You are viewing a plain text version of this content. The canonical link for it is here.
Posted to user@couchdb.apache.org by "Geir Magnusson Jr." <ge...@pobox.com> on 2009/02/21 00:16:50 UTC

quick poll - how many databases do you have?

I'm pondering how people manage data, and one question I have is how  
many databases do people tend to have in their server instances?

IOW, do you configure your database server to only handle one  
database, or many?

geir



Re: quick poll - how many databases do you have?

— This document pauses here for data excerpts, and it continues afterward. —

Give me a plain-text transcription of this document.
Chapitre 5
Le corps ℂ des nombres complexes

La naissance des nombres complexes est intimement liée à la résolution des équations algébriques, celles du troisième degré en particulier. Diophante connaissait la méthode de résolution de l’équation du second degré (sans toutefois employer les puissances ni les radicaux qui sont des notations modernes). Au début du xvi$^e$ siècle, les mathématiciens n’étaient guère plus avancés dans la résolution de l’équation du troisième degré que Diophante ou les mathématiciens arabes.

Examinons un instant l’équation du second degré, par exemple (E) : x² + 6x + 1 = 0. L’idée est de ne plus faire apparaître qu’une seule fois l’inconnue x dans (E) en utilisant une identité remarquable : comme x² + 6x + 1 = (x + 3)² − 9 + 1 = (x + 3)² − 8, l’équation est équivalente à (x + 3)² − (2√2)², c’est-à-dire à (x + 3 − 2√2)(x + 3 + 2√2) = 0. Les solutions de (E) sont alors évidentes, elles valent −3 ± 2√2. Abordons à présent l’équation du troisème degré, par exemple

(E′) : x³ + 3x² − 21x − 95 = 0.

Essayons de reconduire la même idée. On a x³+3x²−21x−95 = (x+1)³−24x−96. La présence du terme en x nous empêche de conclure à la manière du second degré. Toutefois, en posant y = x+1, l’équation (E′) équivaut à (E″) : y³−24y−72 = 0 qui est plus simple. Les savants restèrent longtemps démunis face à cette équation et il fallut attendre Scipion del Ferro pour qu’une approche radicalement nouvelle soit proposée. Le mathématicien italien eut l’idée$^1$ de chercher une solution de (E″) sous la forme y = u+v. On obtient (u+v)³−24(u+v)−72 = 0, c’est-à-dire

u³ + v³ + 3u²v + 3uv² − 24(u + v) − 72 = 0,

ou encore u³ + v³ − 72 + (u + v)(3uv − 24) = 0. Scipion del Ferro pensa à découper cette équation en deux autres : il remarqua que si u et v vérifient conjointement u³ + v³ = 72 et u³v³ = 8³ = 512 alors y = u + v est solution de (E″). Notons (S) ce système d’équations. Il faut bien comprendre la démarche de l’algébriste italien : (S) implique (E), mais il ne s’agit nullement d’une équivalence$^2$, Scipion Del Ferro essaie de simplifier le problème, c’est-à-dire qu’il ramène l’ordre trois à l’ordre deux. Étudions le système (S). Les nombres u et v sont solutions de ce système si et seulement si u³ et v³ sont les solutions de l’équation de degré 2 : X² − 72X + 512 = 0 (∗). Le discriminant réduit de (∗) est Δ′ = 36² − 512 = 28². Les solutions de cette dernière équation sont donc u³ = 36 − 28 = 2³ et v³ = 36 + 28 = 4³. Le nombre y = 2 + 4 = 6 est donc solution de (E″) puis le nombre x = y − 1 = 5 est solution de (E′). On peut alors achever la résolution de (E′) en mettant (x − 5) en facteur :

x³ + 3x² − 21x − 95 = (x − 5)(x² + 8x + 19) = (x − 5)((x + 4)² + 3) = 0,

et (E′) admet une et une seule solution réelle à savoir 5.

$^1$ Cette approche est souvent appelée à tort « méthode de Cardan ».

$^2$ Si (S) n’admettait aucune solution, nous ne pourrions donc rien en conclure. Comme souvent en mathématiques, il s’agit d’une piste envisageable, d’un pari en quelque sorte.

Posted by lenz <no...@googlemail.com>.
i have some, iwantmyname uses 3 in the moment and i try to use a "type" key
in documents to pack more docs in one DB. the next project i work on uses
one DB for most stuff (probably a second one for user preferences).

cheers
lenz

On Sun, Feb 22, 2009 at 10:33 AM, Chris Anderson <jc...@apache.org> wrote:

> On Sat, Feb 21, 2009 at 1:09 PM, Patrick Antivackis
> <pa...@gmail.com> wrote:
> > Depends the application.
> > Some just one db, some 4 databases. In fact i split the data depending on
> > the way i will use replication.
> >
>
> For my music project, I put the parsed web pages and xml feeds into
> one database, and the parsed mp3 id3 tags etc in another db. This
> helps because while I want to rotate the web-crawl data over time, I
> want to continue to accumulate resource metadata...
>
> With them in separate dbs I can throw out the old crawl data but keep
> the file metadata around.
>
> --
> Chris Anderson
> http://jchris.mfdz.com
>



-- 
iWantMyName.com
painless domain registration (finally)

Re: quick poll - how many databases do you have?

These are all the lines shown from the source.